Long weighs in on sustainability

The Sustainability Commission met on Wednesday Feb. 26 to determine the tone and direction of sustainability on the Geneseo campus for the last 18 months of Interim President Carol Long’s term. The Sustainability Commission holds meetings in which Geneseo faculty members and students gather to discuss previous achievements, current projects and goals for the future.

At the meeting, Long discussed her four-part sustainability plan for her coming months in Geneseo. She began by apologizing that she did not follow the standard procedure of giving the yearly commission to the Sustainability Commission. As an interim president, she expressed that she does not want to change policy too drastically just to have it changed again by the next president.

“I’ve been figuring out how to talk to legislators and things like that which has occupied a lot of my time, so I’ve been slower in giving directives,” Long said. She quickly moved, however, from addressing the change in traditional operating methods to plans for the future, laying out four focus points for discussion.

Long explained that plans are being developed for a six-goal “bridge” plan, to prepare for the incoming president, which will be made public soon. One of the goals is the strengthening of sustainability practices and facilities on campus. She was also concerned with how to incorporate sustainability in the changing curriculum for the School of Education.

Long continued by mentioning the first of two further-reaching goals involving sustainability, one plan being to further integrate Geneseo with the local agricultural industry.

Geneseo is looking into purchasing local property, such as a four-and-a-half acre plot of farmland with a historic barn on it, an old knitting mill in Warsaw, N.Y. and an industrial park south of Mt. Morris. These locations would be used for incorporating government programs such as NY SUNY 2020 and START-UP NY, which both help business growth in New York State.

Lastly she mentioned her involvement and interest in the United Nations Global Compact. This program is an initiative for businesses to implement sustainable and socially responsible practices. Long would like to apply and implement this pact for the Geneseo campus.

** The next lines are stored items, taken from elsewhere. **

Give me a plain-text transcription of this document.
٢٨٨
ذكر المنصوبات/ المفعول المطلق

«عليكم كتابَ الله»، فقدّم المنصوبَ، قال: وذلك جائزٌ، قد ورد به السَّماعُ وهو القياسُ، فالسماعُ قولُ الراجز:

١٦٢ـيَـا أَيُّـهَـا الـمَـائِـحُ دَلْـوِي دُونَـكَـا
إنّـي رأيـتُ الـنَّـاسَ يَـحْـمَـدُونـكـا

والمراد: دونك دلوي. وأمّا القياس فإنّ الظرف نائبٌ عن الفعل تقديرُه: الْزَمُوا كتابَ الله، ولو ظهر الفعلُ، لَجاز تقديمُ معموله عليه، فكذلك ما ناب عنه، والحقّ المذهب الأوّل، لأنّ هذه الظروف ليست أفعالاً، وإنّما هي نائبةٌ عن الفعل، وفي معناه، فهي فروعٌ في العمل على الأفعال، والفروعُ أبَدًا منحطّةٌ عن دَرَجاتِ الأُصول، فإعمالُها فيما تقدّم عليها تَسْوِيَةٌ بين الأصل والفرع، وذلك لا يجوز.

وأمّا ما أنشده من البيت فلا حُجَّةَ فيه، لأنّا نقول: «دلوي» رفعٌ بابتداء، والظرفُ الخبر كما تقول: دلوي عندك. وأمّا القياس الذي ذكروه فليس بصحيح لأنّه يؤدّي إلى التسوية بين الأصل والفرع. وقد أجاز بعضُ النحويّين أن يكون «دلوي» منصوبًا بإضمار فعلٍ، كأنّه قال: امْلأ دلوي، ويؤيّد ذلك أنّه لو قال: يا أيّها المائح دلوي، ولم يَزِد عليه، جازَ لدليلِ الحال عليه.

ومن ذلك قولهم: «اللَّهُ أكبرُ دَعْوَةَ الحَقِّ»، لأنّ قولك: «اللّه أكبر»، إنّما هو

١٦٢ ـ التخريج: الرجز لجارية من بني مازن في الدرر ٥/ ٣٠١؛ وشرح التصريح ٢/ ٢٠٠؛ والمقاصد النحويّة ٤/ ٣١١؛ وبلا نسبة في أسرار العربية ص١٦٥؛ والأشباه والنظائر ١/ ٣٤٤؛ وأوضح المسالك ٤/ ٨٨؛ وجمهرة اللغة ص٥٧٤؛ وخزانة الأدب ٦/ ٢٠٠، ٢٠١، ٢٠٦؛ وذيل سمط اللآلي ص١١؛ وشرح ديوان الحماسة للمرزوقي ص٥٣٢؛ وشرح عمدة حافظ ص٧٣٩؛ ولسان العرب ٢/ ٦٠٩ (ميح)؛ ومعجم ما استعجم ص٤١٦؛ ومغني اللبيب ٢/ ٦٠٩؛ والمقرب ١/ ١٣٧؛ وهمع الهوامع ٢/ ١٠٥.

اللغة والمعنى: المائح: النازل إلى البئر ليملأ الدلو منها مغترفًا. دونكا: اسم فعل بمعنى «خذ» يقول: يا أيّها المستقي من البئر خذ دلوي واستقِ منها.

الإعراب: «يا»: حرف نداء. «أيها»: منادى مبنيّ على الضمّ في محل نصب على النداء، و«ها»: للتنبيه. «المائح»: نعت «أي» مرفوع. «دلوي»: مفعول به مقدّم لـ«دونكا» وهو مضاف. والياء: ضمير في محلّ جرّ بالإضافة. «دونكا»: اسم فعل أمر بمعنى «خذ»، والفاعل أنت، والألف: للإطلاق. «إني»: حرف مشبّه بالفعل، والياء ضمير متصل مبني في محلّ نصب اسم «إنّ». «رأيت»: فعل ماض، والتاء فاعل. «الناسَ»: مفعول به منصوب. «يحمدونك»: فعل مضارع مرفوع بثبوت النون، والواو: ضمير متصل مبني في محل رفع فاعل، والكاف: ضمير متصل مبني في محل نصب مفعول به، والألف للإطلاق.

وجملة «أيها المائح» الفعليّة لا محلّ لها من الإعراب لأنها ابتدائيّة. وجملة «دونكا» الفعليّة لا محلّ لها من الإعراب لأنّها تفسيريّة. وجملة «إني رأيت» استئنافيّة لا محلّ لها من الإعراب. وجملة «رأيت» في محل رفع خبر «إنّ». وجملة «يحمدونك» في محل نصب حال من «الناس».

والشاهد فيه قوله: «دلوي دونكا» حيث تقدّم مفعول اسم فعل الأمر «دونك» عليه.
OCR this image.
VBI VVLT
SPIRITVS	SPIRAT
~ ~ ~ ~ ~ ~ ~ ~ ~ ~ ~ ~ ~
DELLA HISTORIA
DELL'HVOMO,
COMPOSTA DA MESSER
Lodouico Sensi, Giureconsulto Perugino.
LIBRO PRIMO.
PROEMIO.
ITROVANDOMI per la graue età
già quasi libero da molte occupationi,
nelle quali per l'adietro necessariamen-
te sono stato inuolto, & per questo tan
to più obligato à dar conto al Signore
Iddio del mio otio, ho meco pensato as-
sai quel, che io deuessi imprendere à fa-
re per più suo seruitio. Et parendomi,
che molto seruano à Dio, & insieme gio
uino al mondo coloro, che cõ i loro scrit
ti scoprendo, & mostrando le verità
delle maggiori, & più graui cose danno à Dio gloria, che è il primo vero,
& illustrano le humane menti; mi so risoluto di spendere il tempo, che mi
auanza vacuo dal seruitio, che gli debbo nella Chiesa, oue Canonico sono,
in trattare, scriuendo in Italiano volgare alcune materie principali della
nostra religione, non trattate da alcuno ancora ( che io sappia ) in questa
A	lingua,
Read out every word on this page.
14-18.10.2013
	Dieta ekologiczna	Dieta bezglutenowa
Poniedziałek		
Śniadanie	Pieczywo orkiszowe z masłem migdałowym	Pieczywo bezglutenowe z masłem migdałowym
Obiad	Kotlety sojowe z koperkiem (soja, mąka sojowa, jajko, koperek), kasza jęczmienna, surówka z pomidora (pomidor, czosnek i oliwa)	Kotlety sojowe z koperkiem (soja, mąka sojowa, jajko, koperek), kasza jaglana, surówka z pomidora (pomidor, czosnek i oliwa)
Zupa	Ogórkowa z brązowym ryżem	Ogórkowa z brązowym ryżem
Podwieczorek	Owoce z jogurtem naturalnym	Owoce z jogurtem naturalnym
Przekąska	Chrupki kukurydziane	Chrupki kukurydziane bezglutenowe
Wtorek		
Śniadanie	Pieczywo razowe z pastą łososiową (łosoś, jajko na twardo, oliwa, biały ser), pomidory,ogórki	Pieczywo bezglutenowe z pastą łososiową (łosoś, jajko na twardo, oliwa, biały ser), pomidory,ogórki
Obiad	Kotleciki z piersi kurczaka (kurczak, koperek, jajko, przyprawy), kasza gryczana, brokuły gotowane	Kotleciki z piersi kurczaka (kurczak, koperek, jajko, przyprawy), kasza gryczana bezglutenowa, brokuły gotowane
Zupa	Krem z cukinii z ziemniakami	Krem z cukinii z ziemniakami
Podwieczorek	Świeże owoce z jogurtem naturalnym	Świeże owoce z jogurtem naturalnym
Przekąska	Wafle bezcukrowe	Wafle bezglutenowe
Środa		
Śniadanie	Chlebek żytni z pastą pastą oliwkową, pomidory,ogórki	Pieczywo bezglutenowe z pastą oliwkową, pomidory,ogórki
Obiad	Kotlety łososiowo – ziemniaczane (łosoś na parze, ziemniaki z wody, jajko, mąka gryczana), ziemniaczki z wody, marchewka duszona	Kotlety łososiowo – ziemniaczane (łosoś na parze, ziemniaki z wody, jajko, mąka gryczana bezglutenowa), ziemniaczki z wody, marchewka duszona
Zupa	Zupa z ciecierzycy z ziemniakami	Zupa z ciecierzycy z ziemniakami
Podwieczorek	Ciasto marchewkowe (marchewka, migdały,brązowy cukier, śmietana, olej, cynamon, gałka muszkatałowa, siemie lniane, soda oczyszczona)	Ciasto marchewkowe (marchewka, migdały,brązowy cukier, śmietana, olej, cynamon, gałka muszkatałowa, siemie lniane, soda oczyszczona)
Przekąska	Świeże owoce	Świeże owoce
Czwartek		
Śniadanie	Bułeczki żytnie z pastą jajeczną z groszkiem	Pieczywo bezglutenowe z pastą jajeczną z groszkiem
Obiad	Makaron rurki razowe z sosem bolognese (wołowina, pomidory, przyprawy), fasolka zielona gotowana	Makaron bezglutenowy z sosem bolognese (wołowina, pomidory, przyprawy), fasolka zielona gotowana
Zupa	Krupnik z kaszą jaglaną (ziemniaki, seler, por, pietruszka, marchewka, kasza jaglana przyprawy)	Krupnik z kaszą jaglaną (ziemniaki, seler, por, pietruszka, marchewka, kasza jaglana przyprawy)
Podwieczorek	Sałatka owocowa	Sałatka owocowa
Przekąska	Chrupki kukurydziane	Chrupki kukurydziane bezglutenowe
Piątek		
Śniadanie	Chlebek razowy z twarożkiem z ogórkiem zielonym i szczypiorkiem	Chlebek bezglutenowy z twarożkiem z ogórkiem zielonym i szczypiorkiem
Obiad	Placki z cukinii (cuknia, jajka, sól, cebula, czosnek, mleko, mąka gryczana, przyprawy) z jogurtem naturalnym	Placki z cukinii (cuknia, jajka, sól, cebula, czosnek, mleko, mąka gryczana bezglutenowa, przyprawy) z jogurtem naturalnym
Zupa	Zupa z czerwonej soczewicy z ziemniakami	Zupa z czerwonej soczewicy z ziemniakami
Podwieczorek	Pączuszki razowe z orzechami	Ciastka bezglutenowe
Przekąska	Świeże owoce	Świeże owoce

The Sustainability Commission also discussed approval for funding Earth Week programming, which is run by Geneseo Environmental Organization.

Regarding the proposed program for this year, GEO Treasurer and sophomore Nick LaVigne said, “We decided to model it the same this year as last year with five themes, [one] for each day of the week, but we’ve definitely broadened our themes and packed more events into each day.”

The commission approved GEO’s budget request, while expressing thanks for the dedication of GEO and EcoHouse for their hard work in promoting sustainability and conservation on campus.

Supervising janitor Laura Canfield presented many promising innovations to sustainability in the custodial department. Through the purchase of new oscillating equipment, many cleaning services, including those of floors and bathrooms, now use 70 percent less water and chemical waste. Additional benefits of the technology include fewer injuries on the job and quicker overall cleaning times.

Not only have there been new equipment purchases but the custodial staff has also begun using ionized water to clean windows. This ionized water usage eliminates the need for chemical cleaners and reduces the amount of fresh water use by 50 percent.

Further, a brief discussion with the representative from Campus Auxiliary Service hinted at the arrival of a direct trade coffee from small-scale organic growers. CAS also indicated that it will be looking into methods to more efficiently cut candy wrapper waste.

Overall, there are many sustainability initiatives at play on campus, and Long is seeking to further expand Geneseo’s commitment to a more environmentally friendly atmosphere.